Zhao Chen ada di sana saat Shen Youchu membayar hutangnya. Dari tempat duduknya, dia bisa melihat dengan jelas. Kalau dia tidak punya niat jahat, siapa yang percaya?
Lihat obsesinya pada permainan, meski tidak sedahsyat membaca pikiran, tapi nama itu jelas menunjukkan keinginan terkuat di hatinya.
Senjata terbatas seperti itu biasanya sangat mahal. Zhao Chen jelas punya motif yang tidak baik.
Luo Tong sangat bangga dengan kemampuan khususnya, dan sekarang semakin senang.
“Kemampuan ini dipakai jauh lebih lancar dari yang kubayangkan.” Dengan hanya melirik panel atribut, dia bisa menggali banyak rahasia, kelebihan yang tidak dimiliki semua orang.

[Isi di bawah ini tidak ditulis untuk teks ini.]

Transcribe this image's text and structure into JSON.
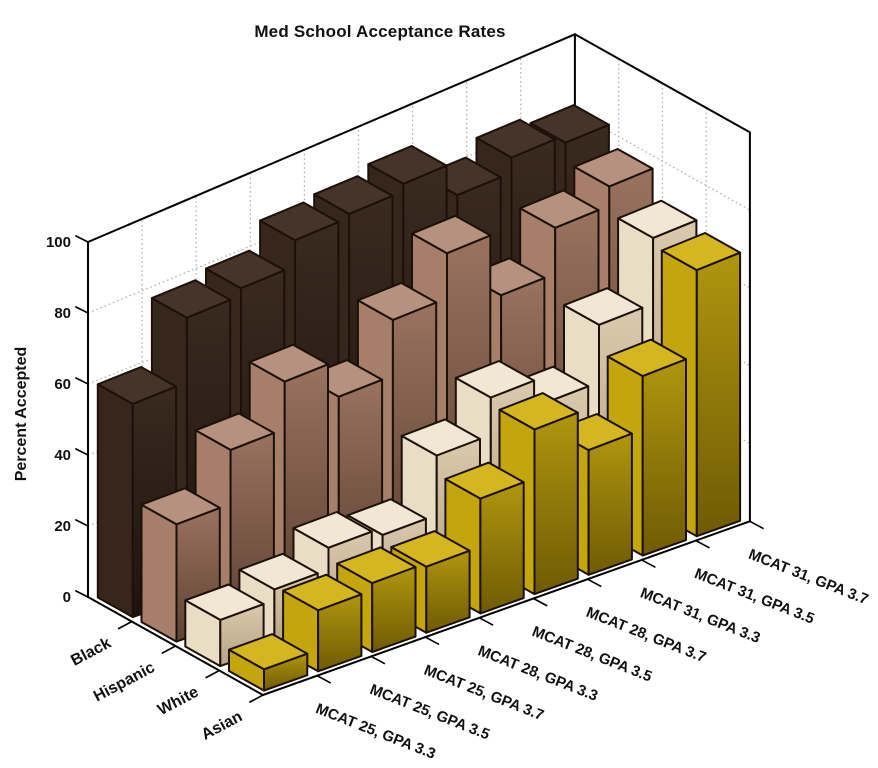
{
  "chart_data": {
    "type": "bar",
    "subtype": "bar3d",
    "title": "Med School Acceptance Rates",
    "ylabel": "Percent Accepted",
    "zlim": [
      0,
      100
    ],
    "zticks": [
      0,
      20,
      40,
      60,
      80,
      100
    ],
    "grid": "dotted-walls",
    "legend_position": "none",
    "row_axis_note": "race rows ordered back-left to front-right",
    "categories": [
      "MCAT 25, GPA 3.3",
      "MCAT 25, GPA 3.5",
      "MCAT 25, GPA 3.7",
      "MCAT 28, GPA 3.3",
      "MCAT 28, GPA 3.5",
      "MCAT 28, GPA 3.7",
      "MCAT 31, GPA 3.3",
      "MCAT 31, GPA 3.5",
      "MCAT 31, GPA 3.7"
    ],
    "series": [
      {
        "name": "Black",
        "values": [
          60,
          78,
          80,
          87,
          88,
          90,
          81,
          85,
          83
        ],
        "colors": {
          "top": "#46342a",
          "left": "#37261c",
          "rightLight": "#3a2a20",
          "rightDark": "#1e130c"
        }
      },
      {
        "name": "Hispanic",
        "values": [
          33,
          48,
          61,
          51,
          66,
          78,
          61,
          73,
          78
        ],
        "colors": {
          "top": "#b7917f",
          "left": "#a67e6a",
          "rightLight": "#9a7260",
          "rightDark": "#5e4233"
        }
      },
      {
        "name": "White",
        "values": [
          13,
          16,
          22,
          20,
          36,
          46,
          39,
          54,
          71
        ],
        "colors": {
          "top": "#f1e7d4",
          "left": "#e9ddc5",
          "rightLight": "#dbc9ad",
          "rightDark": "#b7a285"
        }
      },
      {
        "name": "Asian",
        "values": [
          6,
          17,
          19,
          18,
          31,
          44,
          33,
          47,
          69
        ],
        "colors": {
          "top": "#d3b620",
          "left": "#c3a50d",
          "rightLight": "#b0960e",
          "rightDark": "#6f5b05"
        }
      }
    ],
    "axis_color": "#000000",
    "bar_outline_color": "#1c1008",
    "gridline_color": "#a8a8a8",
    "text_color": "#111111"
  }
}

Saat mengembalikan dompet ke Shen Youchu, dia hendak pergi begitu saja, tapi gadis itu dengan malu-malu bertanya, “Eh… bolehkah aku traktir kamu sesuatu? Anggap saja… sebagai ucapan terima kasih.”
Luo Tong menatapnya dan tersenyum dalam hati. Shen Youchu, kulitnya halus seperti porselen, matanya seperti air, saat mengundang dia menggigit bibirnya, sangat menggoda.
“Kenapa, benar-benar mau berterima kasih padaku, ya?” dia menggoda.